A gripping hard science fiction mystery with elements of cyberpunk, space opera, espionage, and military science fiction. In a nutshell, the novel is about UN Peacekeeper Major Catherine Li, who is sent to a mining colony world known as Compson’s World. A famous researcher, Hannah Sharifi (“the most prominent theoretical physicist in UN-controlled space… [h]er equations made Bose-Einstein transport possible, had woven themselves into the fabric of UN society”), was researching on the world that is home to the quantum entangled crystals that make reliable, commercial-scale FTL interstellar travel possible but died under mysterious circumstances. Li is sent to solve the mystery of her death but primarily to find the missing dataset she was working on, one that could change the balance of power between UN-governed human worlds and the Syndicates (the two engaged in an interstellar cold war). As an added wrinkle, Li was born and raised on Compson’s World, with great difficulty escaping the rough mining planet through means she has kept hidden and if discovered, could cause her a lot of problems. Li is operating alone, unsure of if she can trust planetary authorities and the company, Anaconda Mining Corporation or AMC, who run the mines she has to investigate in, no one eager for the UN to be looking at anything too closely. This all while finding out that it looks like Sharifi was murdered and people might start to see that LI and the researcher are clones, something Li took great pains to hide and again, would be the cause of problems for Li.
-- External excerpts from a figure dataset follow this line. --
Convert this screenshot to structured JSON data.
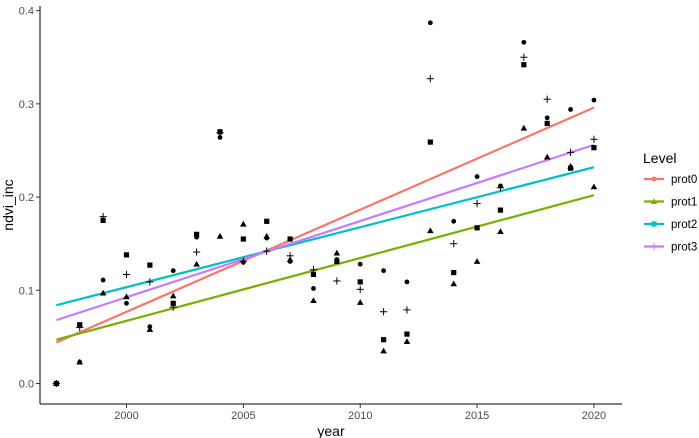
{
  "chart_data": {
    "type": "scatter",
    "xlabel": "year",
    "ylabel": "ndvi_inc",
    "xlim": [
      1996.3,
      2021.2
    ],
    "ylim": [
      -0.022,
      0.405
    ],
    "xticks": [
      2000,
      2005,
      2010,
      2015,
      2020
    ],
    "xtick_labels": [
      "2000",
      "2005",
      "2010",
      "2015",
      "2020"
    ],
    "yticks": [
      0.0,
      0.1,
      0.2,
      0.3,
      0.4
    ],
    "ytick_labels": [
      "0.0",
      "0.1",
      "0.2",
      "0.3",
      "0.4"
    ],
    "grid": false,
    "legend": {
      "title": "Level",
      "placement": "right"
    },
    "series": [
      {
        "name": "prot0",
        "color": "#F8766D",
        "marker": "circle",
        "trend": {
          "x": [
            1997,
            2020
          ],
          "y": [
            0.044,
            0.296
          ]
        },
        "points": [
          [
            1997,
            0.0
          ],
          [
            1998,
            0.023
          ],
          [
            1999,
            0.111
          ],
          [
            2000,
            0.086
          ],
          [
            2001,
            0.061
          ],
          [
            2002,
            0.121
          ],
          [
            2003,
            0.157
          ],
          [
            2004,
            0.264
          ],
          [
            2005,
            0.13
          ],
          [
            2006,
            0.156
          ],
          [
            2007,
            0.131
          ],
          [
            2008,
            0.102
          ],
          [
            2009,
            0.133
          ],
          [
            2010,
            0.128
          ],
          [
            2011,
            0.121
          ],
          [
            2012,
            0.109
          ],
          [
            2013,
            0.387
          ],
          [
            2014,
            0.174
          ],
          [
            2015,
            0.222
          ],
          [
            2016,
            0.212
          ],
          [
            2017,
            0.366
          ],
          [
            2018,
            0.285
          ],
          [
            2019,
            0.294
          ],
          [
            2020,
            0.304
          ]
        ]
      },
      {
        "name": "prot1",
        "color": "#7CAE00",
        "marker": "triangle",
        "trend": {
          "x": [
            1997,
            2020
          ],
          "y": [
            0.047,
            0.202
          ]
        },
        "points": [
          [
            1997,
            0.0
          ],
          [
            1998,
            0.023
          ],
          [
            1999,
            0.097
          ],
          [
            2000,
            0.093
          ],
          [
            2001,
            0.058
          ],
          [
            2002,
            0.094
          ],
          [
            2003,
            0.128
          ],
          [
            2004,
            0.158
          ],
          [
            2005,
            0.171
          ],
          [
            2006,
            0.158
          ],
          [
            2007,
            0.133
          ],
          [
            2008,
            0.089
          ],
          [
            2009,
            0.14
          ],
          [
            2010,
            0.087
          ],
          [
            2011,
            0.035
          ],
          [
            2012,
            0.045
          ],
          [
            2013,
            0.164
          ],
          [
            2014,
            0.107
          ],
          [
            2015,
            0.131
          ],
          [
            2016,
            0.163
          ],
          [
            2017,
            0.274
          ],
          [
            2018,
            0.243
          ],
          [
            2019,
            0.233
          ],
          [
            2020,
            0.211
          ]
        ]
      },
      {
        "name": "prot2",
        "color": "#00BFC4",
        "marker": "square",
        "trend": {
          "x": [
            1997,
            2020
          ],
          "y": [
            0.084,
            0.232
          ]
        },
        "points": [
          [
            1997,
            0.0
          ],
          [
            1998,
            0.063
          ],
          [
            1999,
            0.175
          ],
          [
            2000,
            0.138
          ],
          [
            2001,
            0.127
          ],
          [
            2002,
            0.086
          ],
          [
            2003,
            0.16
          ],
          [
            2004,
            0.27
          ],
          [
            2005,
            0.155
          ],
          [
            2006,
            0.174
          ],
          [
            2007,
            0.155
          ],
          [
            2008,
            0.117
          ],
          [
            2009,
            0.131
          ],
          [
            2010,
            0.109
          ],
          [
            2011,
            0.047
          ],
          [
            2012,
            0.053
          ],
          [
            2013,
            0.259
          ],
          [
            2014,
            0.119
          ],
          [
            2015,
            0.167
          ],
          [
            2016,
            0.186
          ],
          [
            2017,
            0.342
          ],
          [
            2018,
            0.279
          ],
          [
            2019,
            0.231
          ],
          [
            2020,
            0.253
          ]
        ]
      },
      {
        "name": "prot3",
        "color": "#C77CFF",
        "marker": "cross",
        "trend": {
          "x": [
            1997,
            2020
          ],
          "y": [
            0.068,
            0.256
          ]
        },
        "points": [
          [
            1997,
            0.0
          ],
          [
            1998,
            0.06
          ],
          [
            1999,
            0.179
          ],
          [
            2000,
            0.117
          ],
          [
            2001,
            0.109
          ],
          [
            2002,
            0.082
          ],
          [
            2003,
            0.141
          ],
          [
            2004,
            0.269
          ],
          [
            2005,
            0.131
          ],
          [
            2006,
            0.142
          ],
          [
            2007,
            0.137
          ],
          [
            2008,
            0.122
          ],
          [
            2009,
            0.11
          ],
          [
            2010,
            0.101
          ],
          [
            2011,
            0.077
          ],
          [
            2012,
            0.079
          ],
          [
            2013,
            0.327
          ],
          [
            2014,
            0.15
          ],
          [
            2015,
            0.193
          ],
          [
            2016,
            0.21
          ],
          [
            2017,
            0.35
          ],
          [
            2018,
            0.305
          ],
          [
            2019,
            0.248
          ],
          [
            2020,
            0.262
          ]
        ]
      }
    ]
  }
}
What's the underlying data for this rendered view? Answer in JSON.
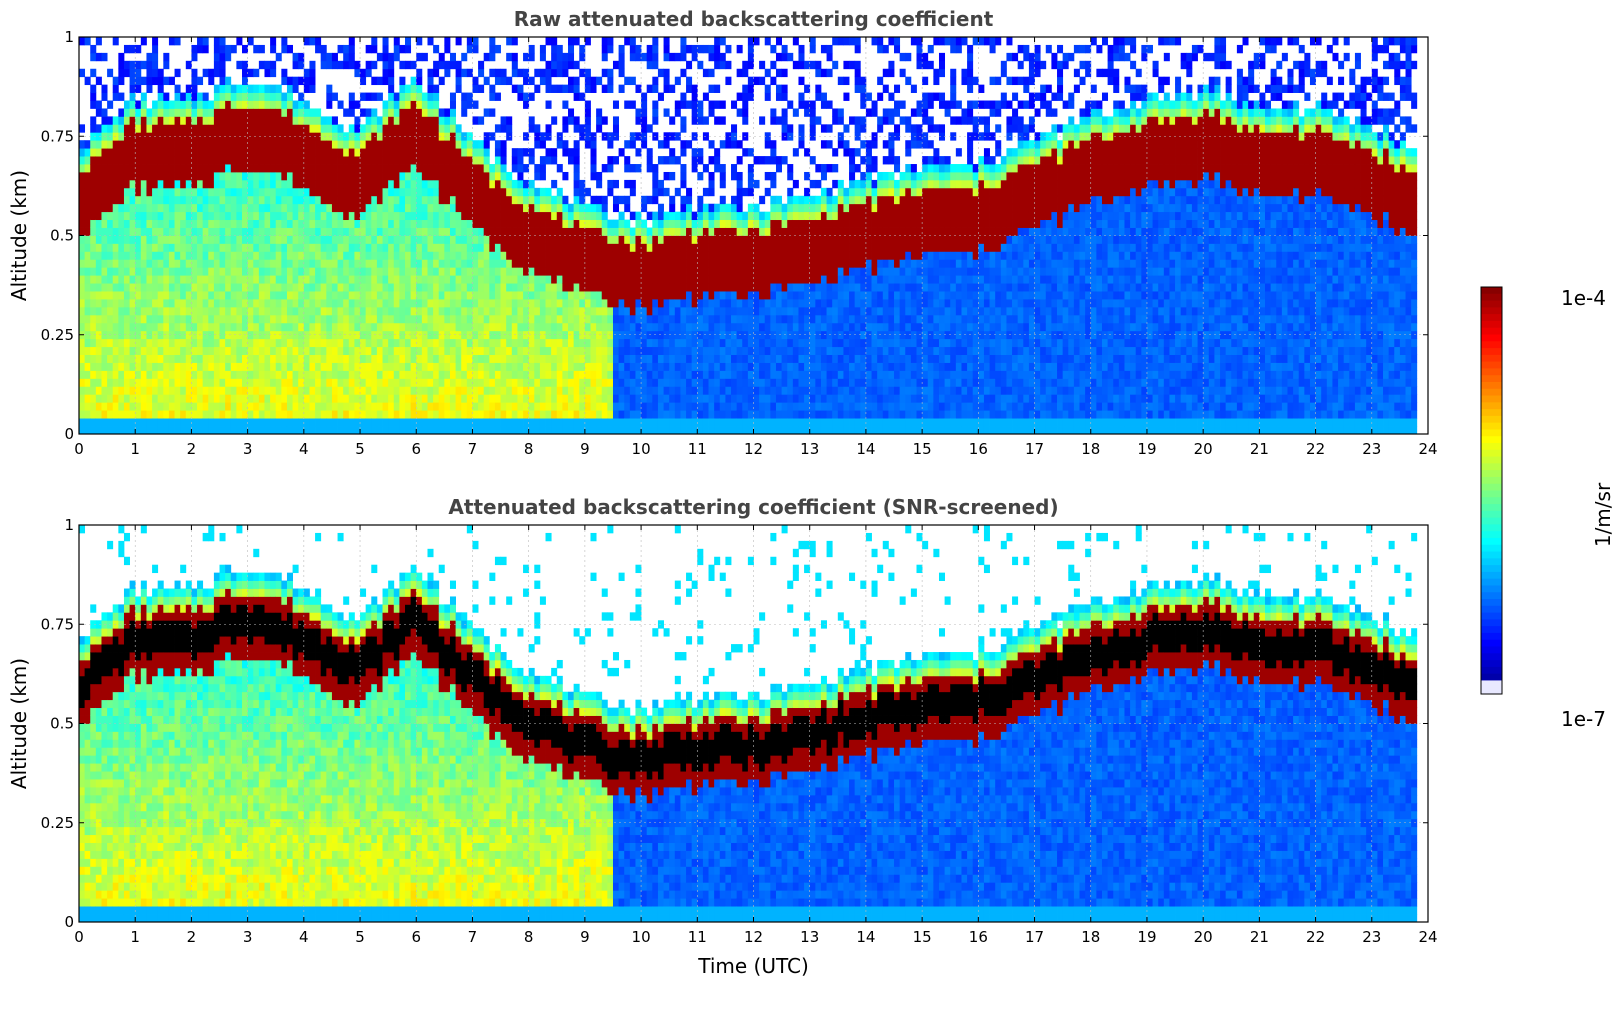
{
  "figure": {
    "colorbar": {
      "label": "1/m/sr",
      "tick_labels": [
        "1e-4",
        "1e-7"
      ],
      "range": [
        1e-07,
        0.0001
      ],
      "scale": "log",
      "colormap": "jet"
    }
  },
  "chart_data": [
    {
      "type": "heatmap",
      "title": "Raw attenuated backscattering coefficient",
      "xlabel": "",
      "ylabel": "Altitude (km)",
      "xlim": [
        0,
        24
      ],
      "ylim": [
        0,
        1
      ],
      "x_ticks": [
        "0",
        "1",
        "2",
        "3",
        "4",
        "5",
        "6",
        "7",
        "8",
        "9",
        "10",
        "11",
        "12",
        "13",
        "14",
        "15",
        "16",
        "17",
        "18",
        "19",
        "20",
        "21",
        "22",
        "23",
        "24"
      ],
      "y_ticks": [
        "0",
        "0.25",
        "0.5",
        "0.75",
        "1"
      ],
      "grid": true,
      "cloud_base_km": {
        "time_utc": [
          0,
          1,
          2,
          3,
          4,
          5,
          6,
          7,
          8,
          9,
          10,
          11,
          12,
          13,
          14,
          15,
          16,
          17,
          18,
          19,
          20,
          21,
          22,
          23,
          23.8
        ],
        "altitude_km": [
          0.6,
          0.72,
          0.72,
          0.78,
          0.72,
          0.65,
          0.78,
          0.62,
          0.52,
          0.45,
          0.42,
          0.45,
          0.45,
          0.48,
          0.52,
          0.55,
          0.56,
          0.62,
          0.68,
          0.72,
          0.75,
          0.7,
          0.7,
          0.65,
          0.6
        ]
      }
    },
    {
      "type": "heatmap",
      "title": "Attenuated backscattering coefficient (SNR-screened)",
      "xlabel": "Time (UTC)",
      "ylabel": "Altitude (km)",
      "xlim": [
        0,
        24
      ],
      "ylim": [
        0,
        1
      ],
      "x_ticks": [
        "0",
        "1",
        "2",
        "3",
        "4",
        "5",
        "6",
        "7",
        "8",
        "9",
        "10",
        "11",
        "12",
        "13",
        "14",
        "15",
        "16",
        "17",
        "18",
        "19",
        "20",
        "21",
        "22",
        "23",
        "24"
      ],
      "y_ticks": [
        "0",
        "0.25",
        "0.5",
        "0.75",
        "1"
      ],
      "grid": true,
      "cloud_base_km": {
        "time_utc": [
          0,
          1,
          2,
          3,
          4,
          5,
          6,
          7,
          8,
          9,
          10,
          11,
          12,
          13,
          14,
          15,
          16,
          17,
          18,
          19,
          20,
          21,
          22,
          23,
          23.8
        ],
        "altitude_km": [
          0.6,
          0.72,
          0.72,
          0.78,
          0.72,
          0.65,
          0.78,
          0.62,
          0.52,
          0.45,
          0.42,
          0.45,
          0.45,
          0.48,
          0.52,
          0.55,
          0.56,
          0.62,
          0.68,
          0.72,
          0.75,
          0.7,
          0.7,
          0.65,
          0.6
        ]
      }
    }
  ]
}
Author Chris Moriarty has some extremely impressive worldbuilding, as the novel has so many great elements, including the more times people make faster-than-light jumps, the more memory they lose in each jump (having to back up memories in hardware or have them restored, maybe never sure they can entirely trust the backups or restorations, with occasionally lost memories resurfacing later), the existence of Emergents (AI that have become sentient and independent, with one Emergent named Cohen a vital part of the story and a friend and maybe lover to Li), shunting (taking over the body of a person, either by AI or another human, with the human not always willing), terraforming (with Compson’s World the only planet so far encountered with any signs of complex life, though when humans arrived was extinct except for cold, windswept algae tundra though the planet has vast coal deposits from formerly abundant life, but it is a world being made more Earth-like), an extinct Earth (evacuated and essentially uninhabited and lifeless owing to a climatic disaster, much of humanity existing in a huge space station essentially ringing Earth), constructs (genetically engineered lines of posthumans designed to do various jobs, who with considerable human help rebelled for independence but lost, those remaining in UN-controlled space essentially second-class citizens with very rare exceptions such as Sharifi, the rest escaping to form Syndicate Space, worlds controlled and populated by various syndicated genelines), streamspace (as opposed to realspace, a complex virtual world that overlies the physical world that is “more than the sum of things humans have put there” including not only Emergents but other types of AI and areas that don’t correspond to realspace, with whether or not one is connected to streamspace an important plot element), and ceramsteel (a number of people like Li have internal wirings and support mechanisms that give them added durability, speed, and other abilities but come with a cost, including making them valuable for their parts or enabling those possessing them use their biological bodies past the breaking point).
Some reviewers noted the central science fiction plot mystery can be figured out fairly early on and largely I agree the main mystery of the book can be figured out given the clues the author gave, though the particular’s of Sharifi’s death weren’t obvious nor who were the main villains. The book can be read as a standalone as it has a great ending point, but I see that is book one of a trilogy and there is definitely potential for more story. The worldbuilding is rich and amazing, including biological and cultural aspects of Compson’s World I didn’t mention above. It was a little strange to read a novel largely set on a mining colony or in the mines themselves, with elements that wouldn’t have looked out of place even on 19th century Earth, but the setting was vital to the overall story and the interstellar setting of the novel. The AI character Cohen was amazingly complex and one of the better posthuman type characters I have seen in my readings, embracing what it might be like to interact with someone with abilities and an intellect well beyond that of normal humans. The book has some violent scenes especially towards the end.